Théâtre : Déjeuner chez Wittgenstein, de Thomas Bernhard

Déjeuner chez Wittgenstein, à la Manufacture des Abbesses.
Déjeuner chez Wittgenstein, à la Manufacture des Abbesses. Photo DR.

« Déjeuner chez Wittgenstein » (Ritter Dene Voss, 1986), de Thomas Bernhard (1931-1989), traduction de l'allemand par Michel Nebenzahl (Arche Éd., juin 1990).

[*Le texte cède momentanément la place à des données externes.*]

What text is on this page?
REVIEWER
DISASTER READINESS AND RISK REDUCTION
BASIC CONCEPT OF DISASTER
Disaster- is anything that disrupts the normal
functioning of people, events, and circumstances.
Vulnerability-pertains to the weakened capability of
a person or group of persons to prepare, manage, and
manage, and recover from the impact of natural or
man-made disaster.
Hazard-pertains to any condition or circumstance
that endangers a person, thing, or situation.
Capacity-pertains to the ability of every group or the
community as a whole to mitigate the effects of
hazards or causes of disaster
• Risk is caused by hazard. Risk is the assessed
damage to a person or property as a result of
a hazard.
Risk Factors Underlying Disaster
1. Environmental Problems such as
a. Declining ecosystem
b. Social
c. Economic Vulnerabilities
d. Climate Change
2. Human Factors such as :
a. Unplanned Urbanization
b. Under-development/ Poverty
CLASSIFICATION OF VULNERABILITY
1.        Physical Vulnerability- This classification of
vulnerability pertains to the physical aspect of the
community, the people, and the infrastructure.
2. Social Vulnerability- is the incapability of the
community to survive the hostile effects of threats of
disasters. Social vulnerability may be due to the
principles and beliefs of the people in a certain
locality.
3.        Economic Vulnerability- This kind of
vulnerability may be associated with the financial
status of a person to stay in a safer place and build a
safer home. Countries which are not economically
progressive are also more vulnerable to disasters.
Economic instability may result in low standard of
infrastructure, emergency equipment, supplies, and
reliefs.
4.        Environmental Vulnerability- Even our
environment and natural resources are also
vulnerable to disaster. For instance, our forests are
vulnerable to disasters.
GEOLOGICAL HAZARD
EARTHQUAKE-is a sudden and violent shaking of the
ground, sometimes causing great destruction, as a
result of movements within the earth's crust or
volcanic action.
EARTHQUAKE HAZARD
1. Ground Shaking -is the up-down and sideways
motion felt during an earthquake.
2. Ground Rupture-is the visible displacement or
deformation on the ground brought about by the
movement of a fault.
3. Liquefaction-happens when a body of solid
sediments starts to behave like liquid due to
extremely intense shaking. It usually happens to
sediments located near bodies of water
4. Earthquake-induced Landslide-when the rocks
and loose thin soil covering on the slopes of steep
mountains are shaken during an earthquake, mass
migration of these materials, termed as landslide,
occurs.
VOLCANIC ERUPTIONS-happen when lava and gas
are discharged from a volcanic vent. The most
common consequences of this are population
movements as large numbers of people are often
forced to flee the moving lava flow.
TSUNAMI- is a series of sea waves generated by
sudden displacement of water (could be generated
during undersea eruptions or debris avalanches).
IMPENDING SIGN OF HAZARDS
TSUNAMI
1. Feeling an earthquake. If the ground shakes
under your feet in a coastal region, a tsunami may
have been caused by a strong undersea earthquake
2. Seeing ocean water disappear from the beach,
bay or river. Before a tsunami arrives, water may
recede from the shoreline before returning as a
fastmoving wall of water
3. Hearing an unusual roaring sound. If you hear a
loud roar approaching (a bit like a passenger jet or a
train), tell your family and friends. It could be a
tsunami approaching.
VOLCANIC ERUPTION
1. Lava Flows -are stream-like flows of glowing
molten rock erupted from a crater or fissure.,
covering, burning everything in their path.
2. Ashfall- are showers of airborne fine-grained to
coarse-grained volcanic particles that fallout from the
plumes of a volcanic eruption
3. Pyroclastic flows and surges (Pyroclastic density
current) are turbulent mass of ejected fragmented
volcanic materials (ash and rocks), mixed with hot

Mise en scène par Nicolas Lakiotakis. Avec Sophie Lajeunesse, Corinne de Montalembert, Nicolas Lakiotakis et la voix de René Poutou. Au théâtre de la Manufacture des AbbessesThéâtre de la Manufacture des Abbesse, 7 rue Véron, Paris-18e. M° Abbesses ou Pigalle. Du jeudi au samedi à 21h et le dimanche à 17h. 24 €. Rés.: 01 42 33 42 03.. Jusqu'au 22 avril 2018. 85'.

Une des pièces les plus violentes si ce n’est la plus violente du dramaturge autrichien Thomas Bernhard, Déjeuner chez Wittgenstein est un affrontement complice perpétuel entre deux sœurs vieilles filles quinquagénaires bourgeoises qui s’aiment assez mal autant qu’elles se détestent fort bien et qui n’ont jamais quitté la très belle demeure familiale après le décès de leurs parents, elles se disent un peu comédiennes sans avoir jamais joué grand-chose.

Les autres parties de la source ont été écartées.